Recommended Grades: 9-12


  • English – writing
  • Biology -biodiversity
  • History
  • Environmental science
  • Art – industrial arts, horticulture

In these lessons, students will:

  • Observe
  • Monitor
  • Collaborate
  • Think critically

National Education Standards

  • Science: K-4.4 Earth and Space Science; NS.K-4.6 Science in Personal and Social Perspectives.
  • Arts: NA-VA.K-4.1 Understanding and Applying Media, Techniques, and Processes; NA-VA.K-4.3 Choosing and Evaluating a Range of Subject Matter, Symbols, and Ideas; NA-VA.K-4.5 Reflecting Upon and Assessing the Characteristics and Merits of Their Work and the Work of Others; NA-VA.5-8.6 Making Connections Between Visual Arts and Other Disciplines
  • Social Studies: NSS-C.5-8.5 Roles of the Citizen; NSS-G.K-12.2 Places and Regions; NSS-G.K-12.5 Environment and Society
  • Mathematics: NM-MEA.3-5.1 Understand Measurable Attributes of Objects and the Units, Systems, and Processes of Measurement
  • Language Arts: NL-ENG.K-12.4 Communication Skills; NL-ENG.K-12.11 Participating in Society; NL-ENG.K-12.12 Applying Language Skills

What you’ll need:

  • Pencils or pens
  • Paper
  • List of “Garden Terms” to find in the images


  1. Students should be divided into teams, each to be assigned to one of the following garden themes (e.g. “Gardens of Color”).

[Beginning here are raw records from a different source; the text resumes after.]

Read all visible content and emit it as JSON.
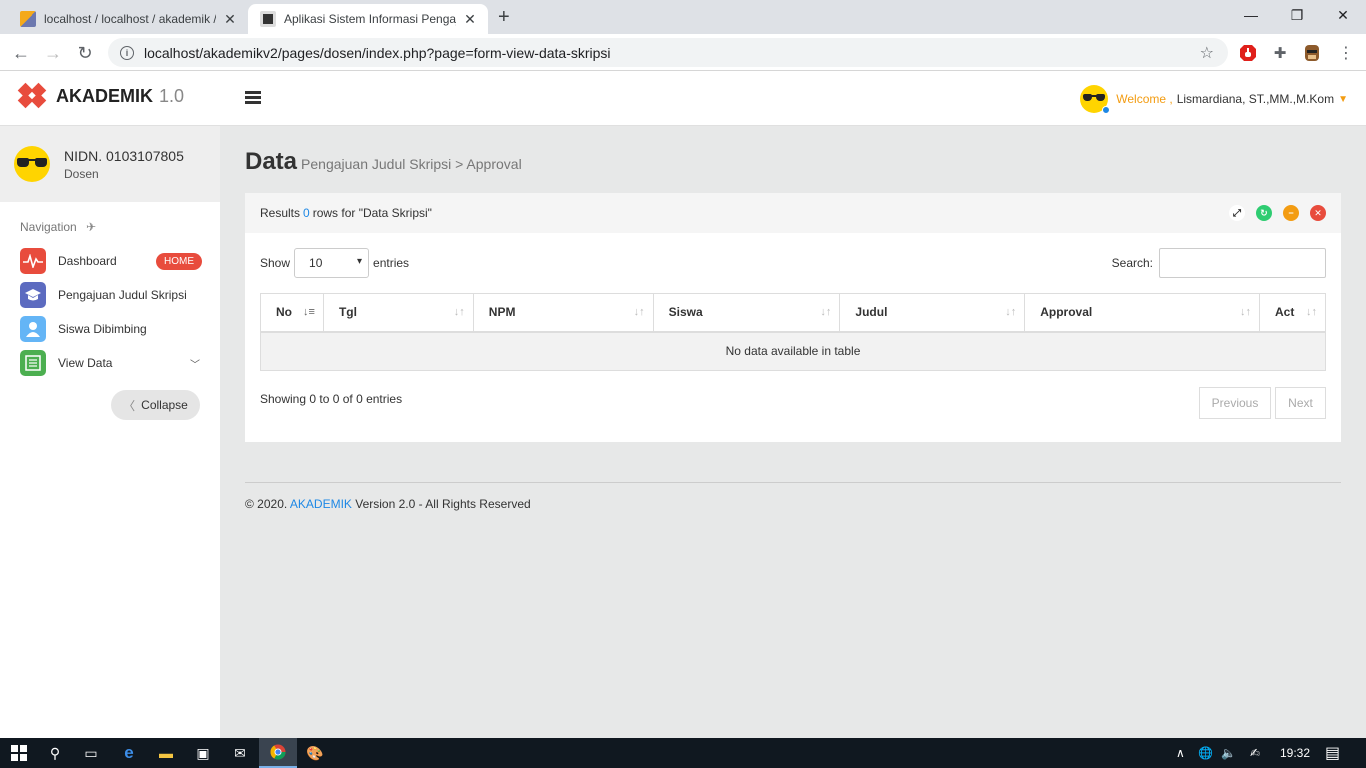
{
  "browser": {
    "tabs": [
      {
        "title": "localhost / localhost / akademik /",
        "close": "✕"
      },
      {
        "title": "Aplikasi Sistem Informasi Pengaju",
        "close": "✕"
      }
    ],
    "new_tab": "+",
    "url": "localhost/akademikv2/pages/dosen/index.php?page=form-view-data-skripsi",
    "window": {
      "minimize": "—",
      "restore": "❐",
      "close": "✕"
    }
  },
  "header": {
    "logo": "AKADEMIK",
    "version": "1.0",
    "welcome": "Welcome ,",
    "user": "Lismardiana, ST.,MM.,M.Kom",
    "caret": "▼"
  },
  "sidebar": {
    "nidn": "NIDN. 0103107805",
    "role": "Dosen",
    "nav_title": "Navigation",
    "items": [
      {
        "label": "Dashboard",
        "badge": "HOME",
        "color": "#e84c3d"
      },
      {
        "label": "Pengajuan Judul Skripsi",
        "color": "#5c6bc0"
      },
      {
        "label": "Siswa Dibimbing",
        "color": "#64b5f6"
      },
      {
        "label": "View Data",
        "color": "#4caf50"
      }
    ],
    "collapse": "Collapse"
  },
  "page": {
    "title": "Data",
    "subtitle": "Pengajuan Judul Skripsi > Approval"
  },
  "panel": {
    "results_prefix": "Results",
    "results_count": "0",
    "results_suffix": "rows for \"Data Skripsi\"",
    "show": "Show",
    "entries_value": "10",
    "entries": "entries",
    "search_label": "Search:",
    "columns": [
      "No",
      "Tgl",
      "NPM",
      "Siswa",
      "Judul",
      "Approval",
      "Act"
    ],
    "empty": "No data available in table",
    "showing": "Showing 0 to 0 of 0 entries",
    "previous": "Previous",
    "next": "Next"
  },
  "footer": {
    "prefix": "© 2020.",
    "brand": "AKADEMIK",
    "suffix": "Version 2.0 - All Rights Reserved"
  },
  "taskbar": {
    "time": "19:32"
  },
  "colors": {
    "accent_red": "#e84c3d",
    "link_blue": "#1e88e5",
    "welcome_orange": "#f39c12"
  }
}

Have each student choose a garden image and respond to its respective questions.
  2. Optional as time allows: to introduce students to garden vocabulary, hand out the list of “Garden Terms” and ask students to find them in the images.
  3. Have each team present their findings to the class.
  4. Have students discuss which gardens they liked the best and why. What different garden themes are there? How do they connect to each other? What themes surprised students the most?
  5. Point out how garden designs can vary depending on what time period the garden was created in, what it is used for, and who designed it. Also explain that gardens can be constructed from different materials, types of plants, and features (urns, statues, pathways, etc.).